Several studies have analyzed and compared the value of traditional CT features and radiomics in the diagnosis of GGN. Fan et al [23] showed that the imaging radiomics–based model (AUC = 0.936) is superior to traditional CT feature–based model (AUC = 0.857) in identifying invasive lesions, and only the radiomics model is considered to be an independent predictor of invasive GGNs. In the case of pGGNs, previous studies were mainly based on traditional CT features [12, 13, 24]. The current study, for the first time, combined the traditional CT features and radiomics to establish an individual predictive model of pGGNs. Liu et al [25] also confirmed the advantage of radiomics in the diagnosis of invasive GGN and showed that the performance of combined radiomics model was better than that of the traditional radiographic features. Xue et al [26] showed that despite the lobulated border and the presence of pleural effectuated a significant difference between preinvasive and invasive lesions, they were not included in the final predictive nomogram. Although many studies have assessed traditional CT features for invasive predicting, they could not result in a systematic and consistent criterion to integrate the contribution of different risk factors to achieve a probabilistic forecast of MIA/IPA in GGN because the CT features of early-stage lung cancer are often atypical, and the assessment of these signs requires extensive diagnostic experience. The current result showed that Rad-score (AUC = 0.72) and radiographic model (AUC = 0.71) had similar diagnostic efficiency; however, both were lower than that of the combined model (AUC = 0.77). The result of radiographic feature in this study was confirmed by an expert experienced with the diagnosis of small pulmonary nodules, which improved the accuracy of the radiographic features. Thus, the similarity in the performance of the radiographic model and Rad-score could be detected.

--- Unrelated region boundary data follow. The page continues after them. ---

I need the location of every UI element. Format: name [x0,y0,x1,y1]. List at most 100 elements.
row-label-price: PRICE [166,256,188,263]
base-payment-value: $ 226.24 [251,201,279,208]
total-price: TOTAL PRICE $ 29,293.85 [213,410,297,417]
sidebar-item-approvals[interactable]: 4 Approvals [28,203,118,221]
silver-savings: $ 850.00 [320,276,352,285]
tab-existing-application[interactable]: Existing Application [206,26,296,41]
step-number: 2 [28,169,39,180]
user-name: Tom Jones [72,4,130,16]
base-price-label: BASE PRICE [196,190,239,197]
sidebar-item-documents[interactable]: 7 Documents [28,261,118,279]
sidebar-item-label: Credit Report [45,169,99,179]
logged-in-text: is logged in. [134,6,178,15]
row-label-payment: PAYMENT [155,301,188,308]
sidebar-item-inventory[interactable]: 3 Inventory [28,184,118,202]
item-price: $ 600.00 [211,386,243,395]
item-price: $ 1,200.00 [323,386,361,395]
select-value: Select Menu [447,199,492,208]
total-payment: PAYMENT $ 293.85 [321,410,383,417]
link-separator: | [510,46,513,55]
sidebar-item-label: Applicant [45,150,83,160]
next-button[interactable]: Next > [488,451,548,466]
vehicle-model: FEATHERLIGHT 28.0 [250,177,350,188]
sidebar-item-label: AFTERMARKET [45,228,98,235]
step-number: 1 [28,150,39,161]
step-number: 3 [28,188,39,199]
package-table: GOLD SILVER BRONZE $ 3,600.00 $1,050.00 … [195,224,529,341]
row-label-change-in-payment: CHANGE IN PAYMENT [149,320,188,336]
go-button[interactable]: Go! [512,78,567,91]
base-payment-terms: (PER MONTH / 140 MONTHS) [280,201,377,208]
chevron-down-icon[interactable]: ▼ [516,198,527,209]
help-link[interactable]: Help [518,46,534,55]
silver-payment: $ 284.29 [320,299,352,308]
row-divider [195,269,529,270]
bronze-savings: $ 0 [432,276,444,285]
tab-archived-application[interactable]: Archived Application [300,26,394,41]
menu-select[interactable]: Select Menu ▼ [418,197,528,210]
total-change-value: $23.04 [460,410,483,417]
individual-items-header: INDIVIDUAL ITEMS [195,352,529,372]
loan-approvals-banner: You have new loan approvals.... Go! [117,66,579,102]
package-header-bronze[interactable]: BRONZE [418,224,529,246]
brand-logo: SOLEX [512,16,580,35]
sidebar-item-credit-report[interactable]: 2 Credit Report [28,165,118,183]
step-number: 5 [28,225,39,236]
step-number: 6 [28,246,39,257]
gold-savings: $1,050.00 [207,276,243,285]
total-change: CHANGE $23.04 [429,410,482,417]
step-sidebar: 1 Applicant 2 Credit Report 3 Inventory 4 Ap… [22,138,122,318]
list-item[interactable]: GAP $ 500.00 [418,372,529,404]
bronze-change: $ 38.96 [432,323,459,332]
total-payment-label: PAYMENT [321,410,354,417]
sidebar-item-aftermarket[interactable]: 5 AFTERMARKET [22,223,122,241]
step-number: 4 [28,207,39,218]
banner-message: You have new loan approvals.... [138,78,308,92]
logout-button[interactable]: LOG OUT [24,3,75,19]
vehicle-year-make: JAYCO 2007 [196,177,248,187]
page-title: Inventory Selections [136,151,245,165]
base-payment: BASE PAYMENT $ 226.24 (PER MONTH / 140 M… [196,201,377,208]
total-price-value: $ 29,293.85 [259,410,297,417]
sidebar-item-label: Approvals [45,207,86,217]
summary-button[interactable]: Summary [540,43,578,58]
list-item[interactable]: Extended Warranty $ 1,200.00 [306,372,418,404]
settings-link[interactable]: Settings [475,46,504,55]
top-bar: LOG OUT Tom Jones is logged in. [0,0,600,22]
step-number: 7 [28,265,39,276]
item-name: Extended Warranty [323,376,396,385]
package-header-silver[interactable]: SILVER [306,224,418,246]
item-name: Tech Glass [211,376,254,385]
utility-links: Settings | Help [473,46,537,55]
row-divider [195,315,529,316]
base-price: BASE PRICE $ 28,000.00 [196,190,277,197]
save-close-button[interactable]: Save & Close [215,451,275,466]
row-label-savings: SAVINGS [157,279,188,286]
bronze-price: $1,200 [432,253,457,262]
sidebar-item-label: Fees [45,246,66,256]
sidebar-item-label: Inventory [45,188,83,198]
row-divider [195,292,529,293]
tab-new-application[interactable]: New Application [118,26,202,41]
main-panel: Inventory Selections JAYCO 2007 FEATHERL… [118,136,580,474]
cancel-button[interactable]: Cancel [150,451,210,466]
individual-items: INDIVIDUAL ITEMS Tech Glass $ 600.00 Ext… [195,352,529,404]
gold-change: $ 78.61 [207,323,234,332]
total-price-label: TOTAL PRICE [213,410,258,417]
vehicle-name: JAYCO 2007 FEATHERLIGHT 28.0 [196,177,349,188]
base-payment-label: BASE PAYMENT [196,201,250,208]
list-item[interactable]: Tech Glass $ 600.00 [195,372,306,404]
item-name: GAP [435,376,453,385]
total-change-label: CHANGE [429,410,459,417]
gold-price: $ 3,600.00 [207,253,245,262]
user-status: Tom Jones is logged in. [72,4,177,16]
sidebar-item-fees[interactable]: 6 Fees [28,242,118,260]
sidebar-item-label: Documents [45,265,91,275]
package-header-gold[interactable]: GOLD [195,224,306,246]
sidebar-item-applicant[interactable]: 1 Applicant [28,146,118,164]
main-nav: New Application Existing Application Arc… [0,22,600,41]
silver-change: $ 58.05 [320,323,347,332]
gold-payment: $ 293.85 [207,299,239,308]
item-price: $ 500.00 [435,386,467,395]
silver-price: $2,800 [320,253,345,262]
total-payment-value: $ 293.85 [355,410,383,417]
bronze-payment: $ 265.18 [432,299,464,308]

The size of the nodules is a vital parameter for assessing the invasiveness of GGNs. Previous studies showed that the cutoff value of 10 mm is an optimal predictor for invasive lesions in pGGNs with 100% specificity [27]. Another study demonstrated that the diameter > 16.4 mm was favored in invasive adenocarcinoma for pGGNs > 10 mm [28]. However, Wu et al [8] showed that the size of the nodule could not differentiate the invasive lesions from preinvasive lesions, and the average size of the nodules in the study was < 10 mm. In the current study, multivariate analysis revealed that the size was not an independent predictor. However, the final nomogram included the parameter of size and the performance was not optimal. Similar to the data of Wu et al [8], the average size of the pGGNs in the current study was < 10 mm, which might be the differential factor. Thus, the performance of size as a predictor of invasive lesion correlated with nodule size.

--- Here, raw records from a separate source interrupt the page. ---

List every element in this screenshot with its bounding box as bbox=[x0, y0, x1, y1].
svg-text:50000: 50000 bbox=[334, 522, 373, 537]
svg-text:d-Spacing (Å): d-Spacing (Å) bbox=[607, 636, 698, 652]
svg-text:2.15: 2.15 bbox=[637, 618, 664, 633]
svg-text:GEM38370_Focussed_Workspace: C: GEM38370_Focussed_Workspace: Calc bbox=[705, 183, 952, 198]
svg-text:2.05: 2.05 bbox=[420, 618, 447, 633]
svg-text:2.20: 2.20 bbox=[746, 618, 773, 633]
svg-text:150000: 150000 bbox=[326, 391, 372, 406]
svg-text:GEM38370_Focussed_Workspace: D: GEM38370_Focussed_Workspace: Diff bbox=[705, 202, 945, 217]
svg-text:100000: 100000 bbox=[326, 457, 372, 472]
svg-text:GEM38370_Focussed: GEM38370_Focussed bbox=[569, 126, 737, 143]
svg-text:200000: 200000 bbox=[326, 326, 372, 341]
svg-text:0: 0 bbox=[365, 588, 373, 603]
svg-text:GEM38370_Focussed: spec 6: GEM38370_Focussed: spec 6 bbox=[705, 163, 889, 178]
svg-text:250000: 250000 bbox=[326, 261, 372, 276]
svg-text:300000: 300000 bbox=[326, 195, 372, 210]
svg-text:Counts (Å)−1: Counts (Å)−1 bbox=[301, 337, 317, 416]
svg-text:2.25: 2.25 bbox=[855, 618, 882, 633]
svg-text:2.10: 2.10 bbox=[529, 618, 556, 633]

Nevertheless, the present study had several limitations. First, it was a single-center retrospective study, and only surgically resected pGGNs were included; thus, the verification bias was inherent to our study design. Second, a reliable and robust automatic method is essential to simplify the complex and time-consuming boundary extraction process. Third, the result showed similar performance of the radiographic model and Rad-score with respect to the prediction invasiveness of pGGNs; however, we did not conduct further analysis and could not assess the correlation between radiomics and radiographic features.

In conclusion, radiomic features provide a crucial reference for the prediction of invasiveness. These accidental pGGNs would receive a timely and reasonable solution, avoiding the blind follow-up and radical invasive treatment. Therefore, with the gradual development of artificial intelligence technology, this quantitative nomogram prediction model based on the radiomic features of CT imaging, used for the differential noninvasive lesion and invasive lesion of pGGNs, may have broad clinical applications.